NOVIEMBRE, CUANDO LOS “MUERTOS”
CELEBRAN LA VIDA
ITZAMNÁ
OLLANTAY
Todas las
civilizaciones y culturas buscaron respuestas a las grandes preguntas
existenciales que inquietan al ser humano. Así como la inquietud sobre el
origen del mundo y de la humanidad, también la pregunta sobre la muerte, fue y
es una constante en la vida.
En el caso de las
civilizaciones Quechua, Aymara, Maya, Azteca, entre otras, explicaron la
“muerte”, como parte de un ciclo de la Vida en constante regeneración. Mas no
como un fatal final, o fracaso existencial. Por eso, incluso en nuestras
comunidades bautizadas la “muerte” de un ser querido no se llora, se celebra
con fiesta. Abundante comida, bebidas y música.
Quienes fallecen y
se reincorporan al vientre húmedo y fresco de nuestra Madre Tierra no
desaparecen de nuestra convivencia cotidiana. Ellas y ellos, renacidos a una
nueva dimensión existencial, diferente a la nuestra actual, continúan siendo
“sujetos” en y para la comunidad cósmica, con sus derechos y obligaciones.
Continúan siendo sujetos históricos colectivos, acuerpando e impulsando las
inconclusas historias familiares y/o nacionales.
En nuestras
filosofías, las y los “difuntos”, no desaparecen, ni se van. Existen y
coexisten con y entre nosotros/as hilvanando una infinidad de interrelaciones
en la comunidad cósmica y humana. Esta es nuestra mayor certeza que difumina en
nosotros el tenebroso miedo a la muerte.
Casi siempre veía a
mis padres, en su cotidianidad ritual, invocando o clamando a sus parientes y
amistades difuntos, junto a sus apus. Unas veces para agradecer por las
bondades de la vida, otras veces para afrontar las dificultades. Y, cuando
llegaba el mal llamado Aya marq’ay killa (mes de la procesión de difuntos, en
quechua), la comensalía con familiares difuntos alcanzaba su máxima algarabía
entre el 1 y 2 de noviembre. Era cuando los herq’es (niños, en quechua)

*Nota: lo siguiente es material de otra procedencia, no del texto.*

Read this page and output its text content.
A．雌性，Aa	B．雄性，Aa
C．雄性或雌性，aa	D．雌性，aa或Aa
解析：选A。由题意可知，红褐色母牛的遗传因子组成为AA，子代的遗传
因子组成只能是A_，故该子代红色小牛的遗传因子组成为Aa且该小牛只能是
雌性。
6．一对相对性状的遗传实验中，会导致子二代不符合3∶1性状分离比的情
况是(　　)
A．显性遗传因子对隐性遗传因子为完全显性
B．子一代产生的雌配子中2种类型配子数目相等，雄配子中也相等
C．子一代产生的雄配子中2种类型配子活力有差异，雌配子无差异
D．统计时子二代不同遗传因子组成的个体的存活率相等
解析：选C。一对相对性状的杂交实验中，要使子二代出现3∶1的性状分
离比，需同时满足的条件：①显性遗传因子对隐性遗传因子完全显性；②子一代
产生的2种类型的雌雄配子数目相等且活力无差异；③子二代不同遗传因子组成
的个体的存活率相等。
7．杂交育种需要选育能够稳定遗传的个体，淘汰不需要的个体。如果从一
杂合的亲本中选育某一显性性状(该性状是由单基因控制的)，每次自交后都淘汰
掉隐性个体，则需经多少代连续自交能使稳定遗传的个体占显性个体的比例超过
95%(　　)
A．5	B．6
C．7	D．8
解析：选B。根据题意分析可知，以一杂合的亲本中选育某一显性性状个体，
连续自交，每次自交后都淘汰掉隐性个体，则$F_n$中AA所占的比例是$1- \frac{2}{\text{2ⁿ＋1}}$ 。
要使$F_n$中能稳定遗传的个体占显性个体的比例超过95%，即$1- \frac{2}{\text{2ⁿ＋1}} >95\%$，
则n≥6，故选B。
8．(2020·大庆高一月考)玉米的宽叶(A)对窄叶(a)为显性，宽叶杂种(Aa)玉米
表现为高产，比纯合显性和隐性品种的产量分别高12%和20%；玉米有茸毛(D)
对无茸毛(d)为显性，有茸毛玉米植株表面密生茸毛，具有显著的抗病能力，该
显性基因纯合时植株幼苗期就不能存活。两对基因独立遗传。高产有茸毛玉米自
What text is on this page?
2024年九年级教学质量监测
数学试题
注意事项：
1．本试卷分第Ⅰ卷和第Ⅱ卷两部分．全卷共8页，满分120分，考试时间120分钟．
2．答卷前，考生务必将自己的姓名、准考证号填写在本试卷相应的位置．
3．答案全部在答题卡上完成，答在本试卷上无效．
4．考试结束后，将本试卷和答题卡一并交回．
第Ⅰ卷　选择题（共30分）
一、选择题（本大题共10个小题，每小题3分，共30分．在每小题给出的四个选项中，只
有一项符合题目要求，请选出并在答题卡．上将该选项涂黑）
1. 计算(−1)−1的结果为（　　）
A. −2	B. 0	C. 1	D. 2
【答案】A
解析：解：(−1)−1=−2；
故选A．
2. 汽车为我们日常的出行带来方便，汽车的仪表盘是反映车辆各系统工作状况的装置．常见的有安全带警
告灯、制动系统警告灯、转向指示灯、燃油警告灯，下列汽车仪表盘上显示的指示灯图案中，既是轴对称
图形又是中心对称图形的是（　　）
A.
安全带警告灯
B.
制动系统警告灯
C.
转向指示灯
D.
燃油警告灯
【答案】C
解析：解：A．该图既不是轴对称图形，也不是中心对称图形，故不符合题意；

comíamos en abundancia, panes dulces, golosinas…
Guamán Poma cuenta
que en Aya marq’ay killa (noviembre) las panacas (clanes) y familias subían a
los chullpares (lugares donde se depositaban los cuerpos difuntos para su
biodegradación orgánica) llevando regalos, comidas y bebidas en abundancia,
música.
Dichos festejos se
hacían los tres primeros años del difunto. Luego, en el mismo mes, los esqueletos
eran bajados en procesión, para hacerlos partícipes de las fiestas comunitarias
y/o familiares, e incorporarlos a la vida comunitaria. Terminada la fiesta, se
los colocaba en algún espacio importante de la vivienda, y desde allí, ejercían
su rol protector.
En la actualidad,
en buena parte de Los Andes, como en el Sur de México, se celebra con algarabía
la fiesta de los “difuntos” entre finales de octubre e inicios de noviembre.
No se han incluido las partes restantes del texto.